The majority of hyperspectral data analysis encapsulates the hyperspectral image segmentation, meaning assigning a class of each pixel. This class should reflect the content of the land area represented by that pixel. Hyperspectral image segmentation is an important task because it allows to efficiently and accurately map land cover on a large scale. More about the use cases of hyperspectral imaging can be found in my previous blog post or on the infographic.
Looking at the spectra, we realized that adjacent channels have almost the same values, meaning they carry redundant information. We decided to evaluate how dropping every other channel would impact the performance of a machine learning classifier. It turned out that a reduction of 50% of channels, meaning 50% if the size of the data, has a negligible effect on the final accuracy of three popular ML classifiers.

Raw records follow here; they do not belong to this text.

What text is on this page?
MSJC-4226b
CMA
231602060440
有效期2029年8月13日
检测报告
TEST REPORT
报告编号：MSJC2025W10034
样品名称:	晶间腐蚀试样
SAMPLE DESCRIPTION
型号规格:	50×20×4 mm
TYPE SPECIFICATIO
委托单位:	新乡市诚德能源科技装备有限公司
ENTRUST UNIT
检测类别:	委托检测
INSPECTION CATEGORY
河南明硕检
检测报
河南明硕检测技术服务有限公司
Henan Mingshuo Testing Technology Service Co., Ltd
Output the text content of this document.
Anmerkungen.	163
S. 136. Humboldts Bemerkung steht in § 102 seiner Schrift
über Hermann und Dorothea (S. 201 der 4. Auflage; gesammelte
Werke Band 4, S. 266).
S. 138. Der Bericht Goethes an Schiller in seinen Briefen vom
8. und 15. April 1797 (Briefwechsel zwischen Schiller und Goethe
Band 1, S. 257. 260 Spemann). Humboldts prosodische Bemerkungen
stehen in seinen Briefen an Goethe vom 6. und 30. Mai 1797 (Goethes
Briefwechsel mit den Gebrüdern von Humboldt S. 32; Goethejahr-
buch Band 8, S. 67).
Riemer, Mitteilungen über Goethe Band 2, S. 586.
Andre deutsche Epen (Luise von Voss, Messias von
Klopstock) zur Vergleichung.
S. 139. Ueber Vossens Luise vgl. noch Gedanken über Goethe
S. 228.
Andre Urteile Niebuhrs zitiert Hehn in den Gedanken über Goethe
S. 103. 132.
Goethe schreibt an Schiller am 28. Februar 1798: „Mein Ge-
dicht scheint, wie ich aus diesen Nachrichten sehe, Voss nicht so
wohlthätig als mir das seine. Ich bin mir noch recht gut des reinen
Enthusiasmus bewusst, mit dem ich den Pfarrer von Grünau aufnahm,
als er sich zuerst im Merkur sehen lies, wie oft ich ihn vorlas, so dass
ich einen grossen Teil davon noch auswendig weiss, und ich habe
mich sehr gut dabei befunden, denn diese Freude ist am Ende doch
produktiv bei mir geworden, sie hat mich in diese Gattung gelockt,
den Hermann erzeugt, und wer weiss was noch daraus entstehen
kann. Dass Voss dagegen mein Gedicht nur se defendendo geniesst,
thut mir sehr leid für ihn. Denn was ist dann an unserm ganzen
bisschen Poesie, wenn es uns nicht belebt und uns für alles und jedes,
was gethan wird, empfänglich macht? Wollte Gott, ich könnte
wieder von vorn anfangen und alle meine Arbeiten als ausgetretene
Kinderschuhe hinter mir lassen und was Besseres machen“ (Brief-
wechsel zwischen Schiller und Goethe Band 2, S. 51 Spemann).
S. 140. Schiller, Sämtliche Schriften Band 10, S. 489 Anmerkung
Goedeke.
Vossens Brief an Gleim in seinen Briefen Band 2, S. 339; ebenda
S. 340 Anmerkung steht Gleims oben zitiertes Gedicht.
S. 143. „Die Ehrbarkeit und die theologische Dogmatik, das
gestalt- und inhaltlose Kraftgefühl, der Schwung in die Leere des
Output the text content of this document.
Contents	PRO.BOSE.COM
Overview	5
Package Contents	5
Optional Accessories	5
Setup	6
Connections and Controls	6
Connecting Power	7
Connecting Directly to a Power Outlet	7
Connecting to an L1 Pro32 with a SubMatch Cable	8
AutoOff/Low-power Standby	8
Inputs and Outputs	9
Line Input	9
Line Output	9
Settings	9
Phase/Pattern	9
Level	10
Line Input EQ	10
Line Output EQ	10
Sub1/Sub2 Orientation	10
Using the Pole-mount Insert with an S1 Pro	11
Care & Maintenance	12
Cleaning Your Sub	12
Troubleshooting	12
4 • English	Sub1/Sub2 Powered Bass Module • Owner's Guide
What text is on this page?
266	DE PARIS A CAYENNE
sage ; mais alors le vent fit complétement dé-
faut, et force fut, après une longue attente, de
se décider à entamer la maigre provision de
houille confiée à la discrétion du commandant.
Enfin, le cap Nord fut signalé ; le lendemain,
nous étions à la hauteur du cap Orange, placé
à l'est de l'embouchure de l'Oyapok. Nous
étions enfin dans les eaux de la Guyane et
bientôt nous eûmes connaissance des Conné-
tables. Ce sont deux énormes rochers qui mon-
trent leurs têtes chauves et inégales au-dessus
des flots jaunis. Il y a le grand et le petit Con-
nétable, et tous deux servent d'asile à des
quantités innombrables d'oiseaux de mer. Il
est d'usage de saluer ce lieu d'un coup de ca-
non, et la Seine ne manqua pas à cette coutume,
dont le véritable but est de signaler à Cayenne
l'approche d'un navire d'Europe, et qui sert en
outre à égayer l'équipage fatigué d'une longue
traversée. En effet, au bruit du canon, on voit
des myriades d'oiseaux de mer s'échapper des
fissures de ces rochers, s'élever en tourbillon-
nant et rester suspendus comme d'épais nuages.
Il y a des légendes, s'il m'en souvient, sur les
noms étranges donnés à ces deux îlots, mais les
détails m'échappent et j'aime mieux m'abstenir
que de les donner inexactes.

We decided to continue with such reduction (actually we exploited three different methods of such data reduction - taking an average of a few adjacent channels, taking the channel with the highest signal to noise ratio, and selecting one channel randomly in a given window. They all gave similar results) for larger factors. The image below shows how the spectra of the same pixel change if we apply 2x, 4x, and 8x reduction of the data, as well as the original spectrum for comparison. We can see that the 2x reduction changes virtually nothing. The 4x reduction has some edges here and there, but generally follows the trend of the original data. Only at 8x reduction we start to see some degradation of the spectrum, something that even smart interpolation cannot revert.
If we push the reduction even further, we obtain an even more significant reduction of size at the cost of a visible loss of spectral resolution. At x16 reduction one can barely see the water absorption minima, but at x32 only the general trend is present.
How to take advantage of Hyperspectral Imaging and use it commercially?
Machine Learning algorithms confirmed our hypothesis that even a massive data reduction (up to 16-32x) does not drastically degrade the performance of hyperspectral images. Also, such reduced sets are much easier and cheaper to store and transfer in a constrained Earth observation scenario, where the available data transfer time slot is usually very short.
We confirmed that for applications such as crop detection and monitoring, and possibly many similar, the spectral resolution of hyperspectral images can be safely reduced. It is important to be aware that there are disciplines and types of data where such a drop of resolution would lead to larger losses in accuracy, however some levels of reduction should always be applicable.
In principle, our approach could be used in conjunction with other band/feature selection and feature extraction algorithms to not only further enhance the data size reduction rates but also improve the classification performance, as well as with other conventional machine-learning and deep learning segmentation techniques. These findings were very valuable to the hyperspectral image processing researchers and the IEEE Geoscience and Remote Sensing Society - we were invited to the IGARSS 2019 conference in Yokohama to present our work and discuss the challenges in autonomous hyperspectral image processing and data mining.